The definition of a death cross can vary depending on who you ask but generally it refers to the 50-day moving average crossing under the 200-day moving average. A common condition added to this definition is that the 200-day moving average must also be on a downward trend.
Generally this is seen as a bearish sign and is supposed to indicate that the market has a negative outlook on the future of gold prices.
So with gold entering a death cross, you have to ask: how useful is this indicator? While many technicians do use other indicators in combination with the death cross to get a better feel of market direction, it’s still an interesting statistical exercise to look through historical data.
After all, how often do death crosses and their opposite, the golden crosses, occur? What is the typical price performance a week, a month, a quarter and a half year after? Do they actually predict longer term market deterioration?
The first question of death cross frequency is a relatively simple one to answer using historical data. Using gold spot price available from the World Gold Council at Gold.org, an analysis found the commodity metal has seen 37 total 50/200-day moving average crossovers (including last week) since 1979.
That works out to 19 death crosses and 18 golden crosses at roughly 1 crossover per year.

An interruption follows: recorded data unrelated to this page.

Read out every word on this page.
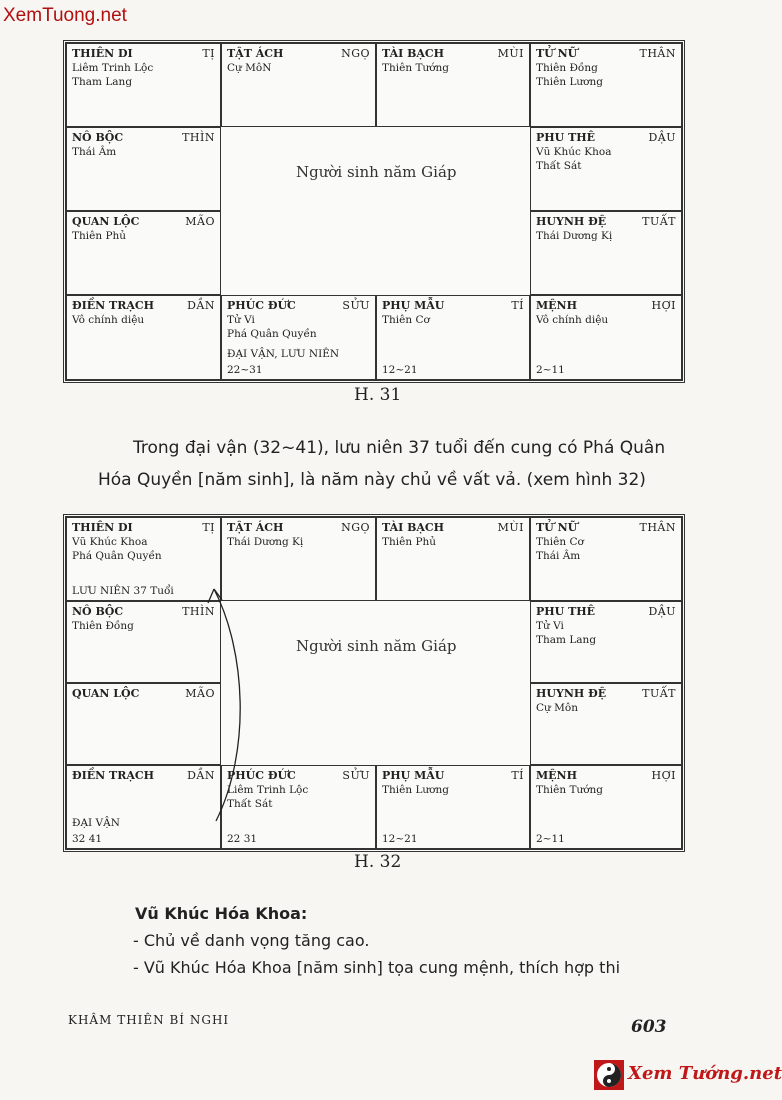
XemTuong.net
THIÊN DI	TỊ
Liêm Trinh Lộc
Tham Lang
TẬT ÁCH	NGỌ
Cự MôN
TÀI BẠCH	MÙI
Thiên Tướng
TỬ NỮ	THÂN
Thiên Đồng
Thiên Lương
NÔ BỘC	THÌN
Thái Âm
PHU THÊ	DẬU
Vũ Khúc Khoa
Thất Sát
QUAN LỘC	MÃO
Thiên Phủ
HUYNH ĐỆ	TUẤT
Thái Dương Kị
ĐIỀN TRẠCH	DẦN
Vô chính diệu
PHÚC ĐỨC	SỬU
Tử Vi
Phá Quân Quyền
ĐẠI VẬN, LƯU NIÊN
22~31
PHỤ MẪU	TÍ
Thiên Cơ
12~21
MỆNH	HỢI
Vô chính diệu
2~11
Người sinh năm Giáp
H. 31
Trong đại vận (32~41), lưu niên 37 tuổi đến cung có Phá Quân
Hóa Quyền [năm sinh], là năm này chủ về vất vả. (xem hình 32)
THIÊN DI	TỊ
Vũ Khúc Khoa
Phá Quân Quyền
LƯU NIÊN 37 Tuổi
TẬT ÁCH	NGỌ
Thái Dương Kị
TÀI BẠCH	MÙI
Thiên Phủ
TỬ NỮ	THÂN
Thiên Cơ
Thái Âm
NÔ BỘC	THÌN
Thiên Đồng
PHU THÊ	DẬU
Tử Vi
Tham Lang
QUAN LỘC	MÃO	HUYNH ĐỆ	TUẤT
Cự Môn
ĐIỀN TRẠCH	DẦN
ĐẠI VẬN
32 41
PHÚC ĐỨC	SỬU
Liêm Trinh Lộc
Thất Sát
22 31
PHỤ MẪU	TÍ
Thiên Lương
12~21
MỆNH	HỢI
Thiên Tướng
2~11
Người sinh năm Giáp
H. 32
Vũ Khúc Hóa Khoa:
- Chủ về danh vọng tăng cao.
- Vũ Khúc Hóa Khoa [năm sinh] tọa cung mệnh, thích hợp thi
KHÂM THIÊN BÍ NGHI	603
Xem Tướng.net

The tables below list each death and golden cross occurrence along with the number of trading days each period and the percent change after one week, one month, three months, six months and until the crossover reverses (by definition, a golden cross always occurs after each death cross and vice versa).
Death cross performance since 1979
|Death cross||Trading days lasted||% change after 1 week||% change after 1 month||% change after 3 months||% change after 6 months||% change ar reversal|
|Feb. 20, 2013||TBD||TBD||TBD||TBD||TBD||TBD|
|Feb. 10, 2012||10||0.7||-0.8*||-6.6*||-5.4*||3.8|
|Sept. 1, 2008||116||-1.7||7.0||-5.4||14.0*||8.9|
|Oct. 19, 2006||43||-0.2||4.7||5.4*||14.2*||2.8|
|May 30, 2005||56||1.8||4.5||3.0*||18.5*||6.0|
|June 4, 2004||85||-0.9||2.6||3.4||16.7*||7.0|
|May 3, 2000||290||0.7||2.8||-0.1||-4.0||-2.1|
|Dec. 14, 1998||221||-0.6||-2.0||-0.6||-10.7||6.9|
|June 12, 1996||642||0.4||-0.3||-0.7||-4.2||-23.0|
|Sept. 27, 1995||66||-0.3||-0.3||0.9||4.3*||0.9|
|Dec. 16, 1994||90||0.3||-0.7||0.9||2.9*||3.4|
|Oct. 2, 1992||155||0.6||-2.4||-5.7||-2.3||2.2|
|Jan. 30, 1992||157||0.0||-1.6||-5.5||0.2||-3.9|
|Feb. 27, 1991||202||1.7||-1.7||-1.2||-1.7||1.3|
|May 1, 1990||104||0.3||-1.6||0.3||2.9*||5.4|
|March 2, 1988||452||1.8||6.5||6.5||0,.0||-4.4|
|Aprl 29, 1983||588||0.5||1.9||-1.7||-11.0||-24.2|
|Jan. 7, 1981||432||-0.6||-10.8||-12.5||-30.8||-20.8|
|Avg. last 10 years||71||-0.3||1.9||-0.8||10.4||5.8|
|Median last 10 years||71||-0.6||3,.6||-0.7||14.1||6.1|
* indicates after reversal
For death crosses, the average length is 212 trading days while the median length is only 135, indicating a few occurrences’ lasted unusually long. Within the last 10 years, the average has only been 71 days, a significantly shorter length.
In fact, none have lasted six months or longer since 2000. If the pattern holds, the current death cross may only last 3 months.